Living With Diabetes: Pita Sharples Speaks Out
Living With Diabetes: Maori Party MP for Tamaki Makaurau Speaks Out
Dr Pita Sharples, Co-leader of the Maori Party
Friday 17 November 2006
Dr Pita Sharples today spoke about the importance of healthy living to manage the challenge of living with diabetes.
“Our whanau is a Diabetes-Aware Whanau” said Dr Sharples. “In fact, our mokopuna can be our most enthusiastic supporters in understanding and managing diabetes within the family”.
“Diabetes affects far too many of our whanau to be complacent” said Dr Sharples.
In 2005, an estimated 125,000 New Zealanders were diagnosed with diabetes, 22% of them Maori. The estimated prevalence of diabetes in Maori is about 20% - about four times higher than for Pakeha. Maori also tend to develop diabetes far earlier than non-Maori, onset of the disease commonly occurring at age 45; ten years earlier than non-Maori.
“This is a crisis by anyone’s estimates” said Dr Sharples. “If we saw the sort of ratios we’re seeing for Maori with diabetes in any other group of New Zealanders, my belief is that all stops would be pulled, to do something about it”.
“It’s absolutely gross that the chequebook seems over-flowing for a stadium, while a group of New Zealanders is suffering at pandemic scale from diabetes”.
“Our whanau has had direct involvement with the complications of diabetes – within our wider whanau we have known the pain of strokes, blindness, kidney dialysis, limb amputations, feet problems, infections that won’t go away, and all the other impacts of this disease. It’s a life-long challenge – and we all try to play our part in preventing the onset of further problems” said Dr Sharples.
“When whanau are working so hard to ‘be healthy’ it’s devastating to read headlines saying ‘Maori are facing extinction from diabetes’ or to learn that the Government spends less on health, and we have fewer doctors and hospital beds than many comparable nations” said Dr Sharples.
“Against all odds, the Maori Party was delighted to read the comments from Murray Dear, President of Diabetes New Zealand, who has just returned from the “Diabetes in Indigenous People’s Forum” in Melbourne this week.
“It is a real boost to hear the President say “In the end it is the indigenous communities themselves that will capture their own future”” said Dr Sharples.
“I hope the Government was listening.
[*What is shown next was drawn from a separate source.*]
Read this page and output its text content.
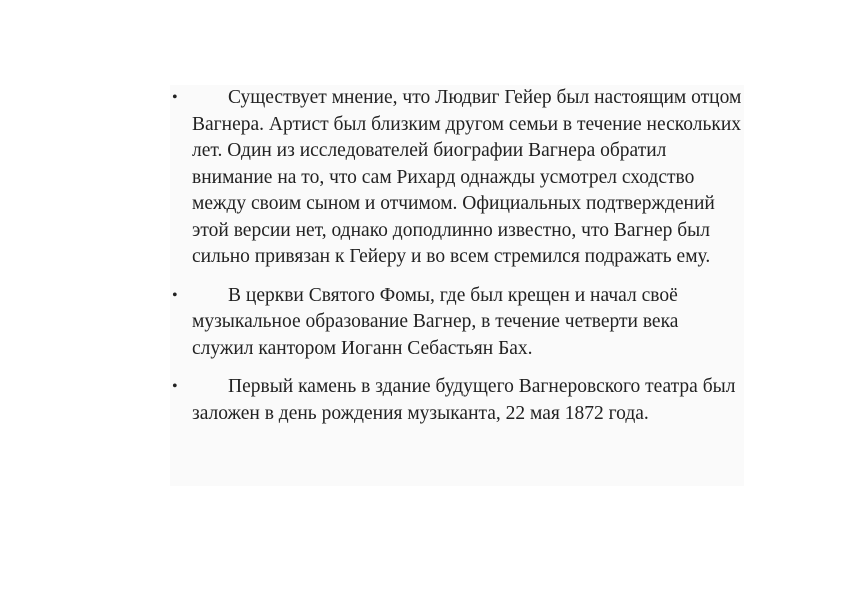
•	Существует мнение, что Людвиг Гейер был настоящим отцом Вагнера. Артист был близким другом семьи в течение нескольких лет. Один из исследователей биографии Вагнера обратил внимание на то, что сам Рихард однажды усмотрел сходство между своим сыном и отчимом. Официальных подтверждений этой версии нет, однако доподлинно известно, что Вагнер был сильно привязан к Гейеру и во всем стремился подражать ему.
•	В церкви Святого Фомы, где был крещен и начал своё музыкальное образование Вагнер, в течение четверти века служил кантором Иоганн Себастьян Бах.
•	Первый камень в здание будущего Вагнеровского театра был заложен в день рождения музыканта, 22 мая 1872 года.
The Diabetes President highlighted the scarcity of investment that is being allocated to our communities, concluding ““There must also be a strong and adequately funded public health response from Government that lightens the load for these communities as they battle this growing epidemic”.
“I was really rapt to hear such insights from Murray Dear, and the Maori Party will be doing all that we can, to ensure that his expert advice is taken up, to ensure diabetes is well-managed within indigenous communities, for the long-term vision of a healthy nation” ended Dr Sharples.
“The great thing is – all of us have the capacity to live a healthy life – to go to the pool, walk around the block, make a healthy kai instead of McDs or fish' chips” said Dr Sharples.
“I’m hoping that the crowds will be out in force in Auckland on Sunday to go to the Diabetes Auckland “Walking with the Stars’ Event at Takapuna Beach” said Dr Sharples.
“It’s events like that – encouraging us all to push-play and exercise – that can make the difference with diabetes”.
“Early intervention is the key to stopping this epidemic in its tracks” said Dr Sharples.
The Commonwealth Fund survey released today, of nine developed nations, shows New Zealand is near the bottom of the league table for several key indicators of health.
The report showed total public funding of health in New Zealand was the lowest of all those compared at $1600 per person, and below the OECD median of $1900.
New Zealand also scored very poorly in the rates for diabetes - totalling 72 years of lost life per 100,000 people – nearly double Australia's rate of 39 which matched the OECD median.